ComputeYard

The math, explained — built by a derivatives quant.

Compound Interest Calculator

See how an initial investment grows over time as interest compounds on itself — with optional regular contributions and your choice of compounding frequency.

How it works

Compound interest is interest earned on both your original principal and on the interest already credited. The more often it compounds — annually, semi-annually, quarterly or monthly — the faster the balance grows, because each period's interest starts earning its own interest sooner.

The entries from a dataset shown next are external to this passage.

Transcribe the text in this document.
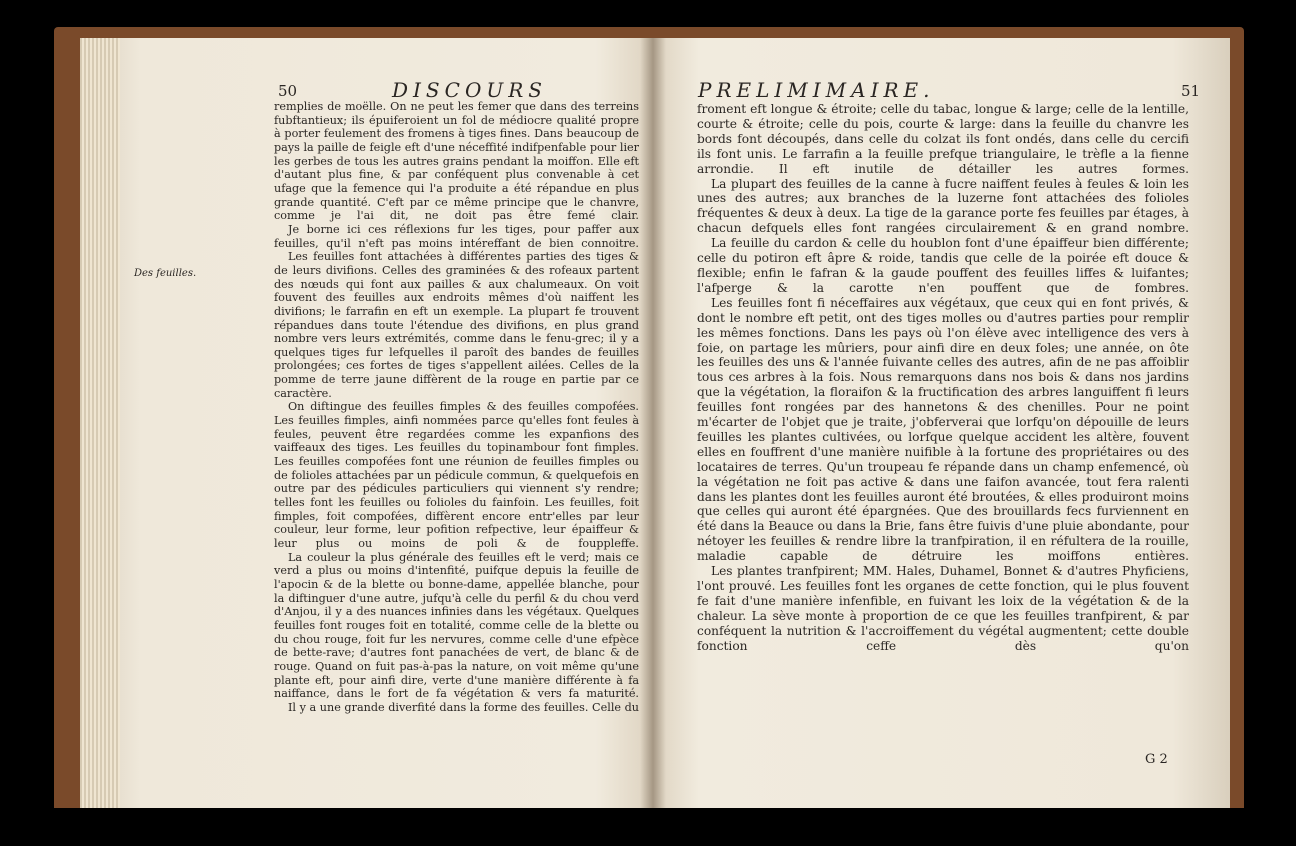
50	DISCOURS
Des feuilles.

remplies de moëlle. On ne peut les femer que dans des terreins fubftantieux; ils épuiferoient un fol de médiocre qualité propre à porter feulement des fromens à tiges fines. Dans beaucoup de pays la paille de feigle eft d'une néceffité indifpenfable pour lier les gerbes de tous les autres grains pendant la moiffon. Elle eft d'autant plus fine, & par conféquent plus convenable à cet ufage que la femence qui l'a produite a été répandue en plus grande quantité. C'eft par ce même principe que le chanvre, comme je l'ai dit, ne doit pas être femé clair.

Je borne ici ces réflexions fur les tiges, pour paffer aux feuilles, qu'il n'eft pas moins intéreffant de bien connoitre.

Les feuilles font attachées à différentes parties des tiges & de leurs divifions. Celles des graminées & des rofeaux partent des nœuds qui font aux pailles & aux chalumeaux. On voit fouvent des feuilles aux endroits mêmes d'où naiffent les divifions; le farrafin en eft un exemple. La plupart fe trouvent répandues dans toute l'étendue des divifions, en plus grand nombre vers leurs extrémités, comme dans le fenu-grec; il y a quelques tiges fur lefquelles il paroît des bandes de feuilles prolongées; ces fortes de tiges s'appellent ailées. Celles de la pomme de terre jaune diffèrent de la rouge en partie par ce caractère.

On diftingue des feuilles fimples & des feuilles compofées. Les feuilles fimples, ainfi nommées parce qu'elles font feules à feules, peuvent être regardées comme les expanfions des vaiffeaux des tiges. Les feuilles du topinambour font fimples. Les feuilles compofées font une réunion de feuilles fimples ou de folioles attachées par un pédicule commun, & quelquefois en outre par des pédicules particuliers qui viennent s'y rendre; telles font les feuilles ou folioles du fainfoin. Les feuilles, foit fimples, foit compofées, diffèrent encore entr'elles par leur couleur, leur forme, leur pofition refpective, leur épaiffeur & leur plus ou moins de poli & de fouppleffe.

La couleur la plus générale des feuilles eft le verd; mais ce verd a plus ou moins d'intenfité, puifque depuis la feuille de l'apocin & de la blette ou bonne-dame, appellée blanche, pour la diftinguer d'une autre, jufqu'à celle du perfil & du chou verd d'Anjou, il y a des nuances infinies dans les végétaux. Quelques feuilles font rouges foit en totalité, comme celle de la blette ou du chou rouge, foit fur les nervures, comme celle d'une efpèce de bette-rave; d'autres font panachées de vert, de blanc & de rouge. Quand on fuit pas-à-pas la nature, on voit même qu'une plante eft, pour ainfi dire, verte d'une manière différente à fa naiffance, dans le fort de fa végétation & vers fa maturité.

Il y a une grande diverfité dans la forme des feuilles. Celle du

PRELIMIMAIRE.	51

froment eft longue & étroite; celle du tabac, longue & large; celle de la lentille, courte & étroite; celle du pois, courte & large: dans la feuille du chanvre les bords font découpés, dans celle du colzat ils font ondés, dans celle du cercifi ils font unis. Le farrafin a la feuille prefque triangulaire, le trèfle a la fienne arrondie. Il eft inutile de détailler les autres formes.

La plupart des feuilles de la canne à fucre naiffent feules à feules & loin les unes des autres; aux branches de la luzerne font attachées des folioles fréquentes & deux à deux. La tige de la garance porte fes feuilles par étages, à chacun defquels elles font rangées circulairement & en grand nombre.

La feuille du cardon & celle du houblon font d'une épaiffeur bien différente; celle du potiron eft âpre & roide, tandis que celle de la poirée eft douce & flexible; enfin le fafran & la gaude pouffent des feuilles liffes & luifantes; l'afperge & la carotte n'en pouffent que de fombres.

Les feuilles font fi néceffaires aux végétaux, que ceux qui en font privés, & dont le nombre eft petit, ont des tiges molles ou d'autres parties pour remplir les mêmes fonctions. Dans les pays où l'on élève avec intelligence des vers à foie, on partage les mûriers, pour ainfi dire en deux foles; une année, on ôte les feuilles des uns & l'année fuivante celles des autres, afin de ne pas affoiblir tous ces arbres à la fois. Nous remarquons dans nos bois & dans nos jardins que la végétation, la floraifon & la fructification des arbres languiffent fi leurs feuilles font rongées par des hannetons & des chenilles. Pour ne point m'écarter de l'objet que je traite, j'obferverai que lorfqu'on dépouille de leurs feuilles les plantes cultivées, ou lorfque quelque accident les altère, fouvent elles en fouffrent d'une manière nuifible à la fortune des propriétaires ou des locataires de terres. Qu'un troupeau fe répande dans un champ enfemencé, où la végétation ne foit pas active & dans une faifon avancée, tout fera ralenti dans les plantes dont les feuilles auront été broutées, & elles produiront moins que celles qui auront été épargnées. Que des brouillards fecs furviennent en été dans la Beauce ou dans la Brie, fans être fuivis d'une pluie abondante, pour nétoyer les feuilles & rendre libre la tranfpiration, il en réfultera de la rouille, maladie capable de détruire les moiffons entières.

Les plantes tranfpirent; MM. Hales, Duhamel, Bonnet & d'autres Phyficiens, l'ont prouvé. Les feuilles font les organes de cette fonction, qui le plus fouvent fe fait d'une manière infenfible, en fuivant les loix de la végétation & de la chaleur. La sève monte à proportion de ce que les feuilles tranfpirent, & par conféquent la nutrition & l'accroiffement du végétal augmentent; cette double fonction ceffe dès qu'on

G 2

The calculator uses the exact closed-form future-value formula rather than looping period by period, so there is no rounding drift. The period rate is the annual rate divided by the number of compounds per year, and the number of periods is that frequency times the number of years. Regular contributions are added each period; choose whether they land at the end of each period (an ordinary annuity) or the start (an annuity-due, where every contribution earns one extra period of growth). A year-by-year schedule shows the running balance, contributions and interest.

Worked example

Invest $1,000 at an 8% annual rate compounded quarterly for 1 year, with no contributions:

  • Period rate i = 8% / 4 = 2%; periods = 4 × 1 = 4.
  • Future value = $1,000 × 1.024 = $1,000 × 1.08243216 = $1,082.43.
  • Total contributions = $1,000; total interest = $82.43.

Compounded only once a year at the same 8% the balance would be exactly $1,080 — the extra $2.43 is the benefit of compounding four times instead of one.

The formula

i = annual_rate / compounds_per_year      periods = compounds_per_year × years
FV_principal = principal × (1 + i)^periods
FV_contrib   = contribution × ((1 + i)^periods − 1) / i      (i ≠ 0)
             = contribution × periods                        (i = 0)
if timing = begin:  FV_contrib ×= (1 + i)
future_value        = FV_principal + FV_contrib
total_contributions = principal + contribution × periods
total_interest      = future_value − total_contributions

FAQ

How does compounding frequency affect the result?
More frequent compounding (monthly vs annually) credits interest sooner, so it starts earning its own interest sooner and the final balance is slightly higher for the same annual rate.
Can I include regular contributions?
Yes — set a per-period contribution and choose whether it is added at the end or the start of each period. Start-of-period contributions (an annuity-due) earn one extra period of growth.
Is the math exact?
It uses the closed-form future-value formula with exact decimal arithmetic, so the year-by-year schedule reconciles exactly with the final future value — there is no period-by-period rounding drift.